This multinational, multicenter, retrospective analysis of patients with recurrent HCC after LT demonstrated that lenvatinib showed an ORR of 20.0% and median PFS and OS of 7.6 and 14.5 months, respectively. Our findings on the efficacy and safety of lenvatinib in patients with LT were comparable to those of the pivotal phase 3 REFLECT trial (ORR per RECIST v1.1 of 18.8%, median PFS of 7.4 months, and median OS of 13.6 months), which excluded patients with prior LT [8], and with previous real-world studies [12–15]. Our findings validate the clinical relevance of lenvatinib in patients with recurrent HCC following LT.
Although immune checkpoint inhibitors are now regarded as key components of the management of patients with advanced HCC [16–18], patients with prior LT may not benefit because of the risk of allograft rejection [19]. Therefore, targeted agents, mainly MKIs, should be the mainstay of managing patients with unresectable or metastatic HCC following LT. However, as patients with prior LT have been excluded from previous prospective randomized trials of currently approved agents for unresectable or metastatic HCC, an optimal strategy for systemic therapy in patients with recurrent HCC following LT has not been well demonstrated.

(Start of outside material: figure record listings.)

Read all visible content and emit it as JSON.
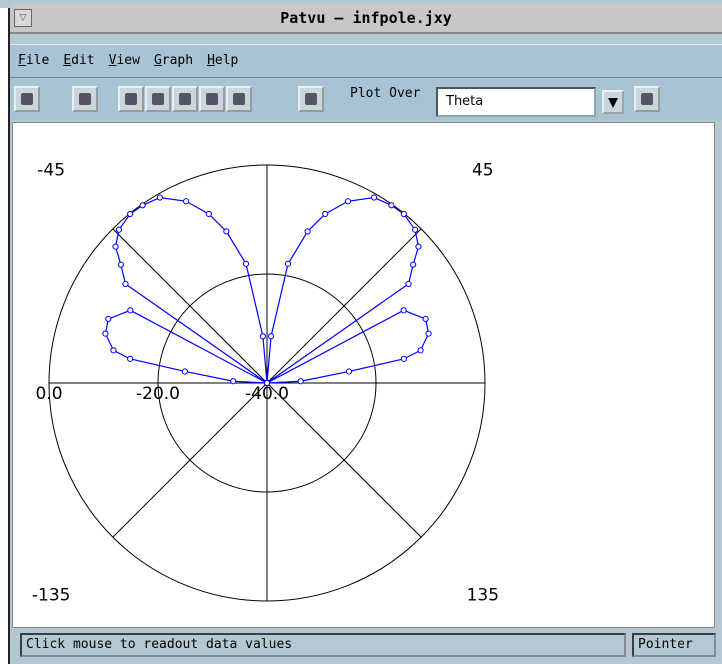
{
  "window": {
    "title": "Patvu – infpole.jxy"
  },
  "menu": [
    "File",
    "Edit",
    "View",
    "Graph",
    "Help"
  ],
  "toolbar": {
    "plot_over_label": "Plot Over",
    "field_value": "Theta"
  },
  "status": {
    "message": "Click mouse to readout data values",
    "mode": "Pointer"
  },
  "chart_data": {
    "type": "polar",
    "color": "#0000ff",
    "rlim": [
      -40,
      0
    ],
    "rticks": [
      {
        "value": 0,
        "label": "0.0"
      },
      {
        "value": -20,
        "label": "-20.0"
      },
      {
        "value": -40,
        "label": "-40.0"
      }
    ],
    "angle_ticks": [
      -45,
      45,
      -135,
      135
    ],
    "theta": [
      -90,
      -87,
      -82,
      -80,
      -78,
      -73,
      -68,
      -62,
      -58,
      -55,
      -51,
      -48,
      -44,
      -39,
      -35,
      -30,
      -24,
      -19,
      -15,
      -10,
      -5,
      0,
      5,
      10,
      15,
      19,
      24,
      30,
      35,
      39,
      44,
      48,
      51,
      55,
      58,
      62,
      68,
      73,
      78,
      80,
      82,
      87,
      90
    ],
    "values": [
      -40,
      -33.8,
      -24.8,
      -14.5,
      -11.2,
      -9.0,
      -8.6,
      -11.6,
      -40,
      -8.3,
      -5.5,
      -2.6,
      -0.9,
      -0.1,
      -0.2,
      -0.7,
      -3.5,
      -7.2,
      -11.2,
      -17.8,
      -31.4,
      -40,
      -31.4,
      -17.8,
      -11.2,
      -7.2,
      -3.5,
      -0.7,
      -0.2,
      -0.1,
      -0.9,
      -2.6,
      -5.5,
      -8.3,
      -40,
      -11.6,
      -8.6,
      -9.0,
      -11.2,
      -14.5,
      -24.8,
      -33.8,
      -40
    ]
  }
}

As sorafenib is the only systemic therapy approved for unresectable or metastatic HCC, most studies of systemic therapy in patients with recurrent HCC after LT have included sorafenib [20–24], although most of them had small sample sizes (n = 5–50). In a previous meta-analysis of sorafenib for patients with recurrent HCC after LT, the median OS was 10.5 months (range, 5–21.3 months) and the median percentage of patients achieving CR and PR was 0% (range, 0–11.7%) and 4.8% (range, 0–26.7%), respectively [6]. Our findings suggest that lenvatinib may have better efficacy outcomes than sorafenib, as the ORR was 20% and the median OS was 14.5 months in the current study, although a direct comparison between our results for lenvatinib and those for sorafenib in previous studies was not possible. Further studies are necessary to define the optimal first-line therapy in patients with recurrent HCC following LT.
Previous studies have shown that baseline liver function classified by ALBI grade is associated with the efficacy of lenvatinib in non-LT patients with unresectable or metastatic HCC [25]. Consistent with these results, a lower ALBI grade was significantly associated with better OS and marginally related with better PFS with lenvatinib in our study population. As multiple targeted agents become available for the management of HCC, it may be important to provide timely initiation of these drugs prior to the deterioration of liver function, even in patients with prior LT, considering that repeated TACE may induce the deterioration of liver function [26–27]. Meanwhile, immunosuppressants were not associated with the efficacy of lenvatinib against recurrent HCC following LT, although a previous study for combination of sorafenib and mTOR inhibitors, including EVE, showed favorable survival outcomes [24]. Large multicenter studies are needed to define the relevant immunosuppressive regimens in combination with anti-cancer agents for recurrent HCC after LT.
The safety profiles of lenvatinib in patients with prior LT were consistent with the results of the REFLECT trial and other real-world studies of lenvatinib in non-LT HCC patients [8, 12, 28]. Although multiple immunosuppressants were used simultaneously with lenvatinib, there was no new safety signal observed for lenvatinib in the current study. There were discrepancies in the pattern of AEs between different ethnicities (more frequent hematological AEs in Asian patients and anorexia in Caucasian patients), but it is not clear whether these were due to ethnicity-related differences in the pharmacokinetics of lenvatinib.
Our study was limited by its retrospective design, which is subject to unintentional biases. Although the current analysis was based on the largest sample size for patients with prior LT, multivariate analysis to define the prognostic factors could not be performed because of insufficient statistical power. However, we did include a diverse range of ethnic groups from multiple countries under various patterns of clinical practice.
In conclusion, lenvatinib showed consistent efficacy and toxicity in patients with recurrent HCC following LT compared to those of the pivotal phase 3 REFLECT trial, which excluded patients with prior LT. Better liver function (ALBI grade 1) at the time of lenvatinib initiation correlated with better survival outcomes.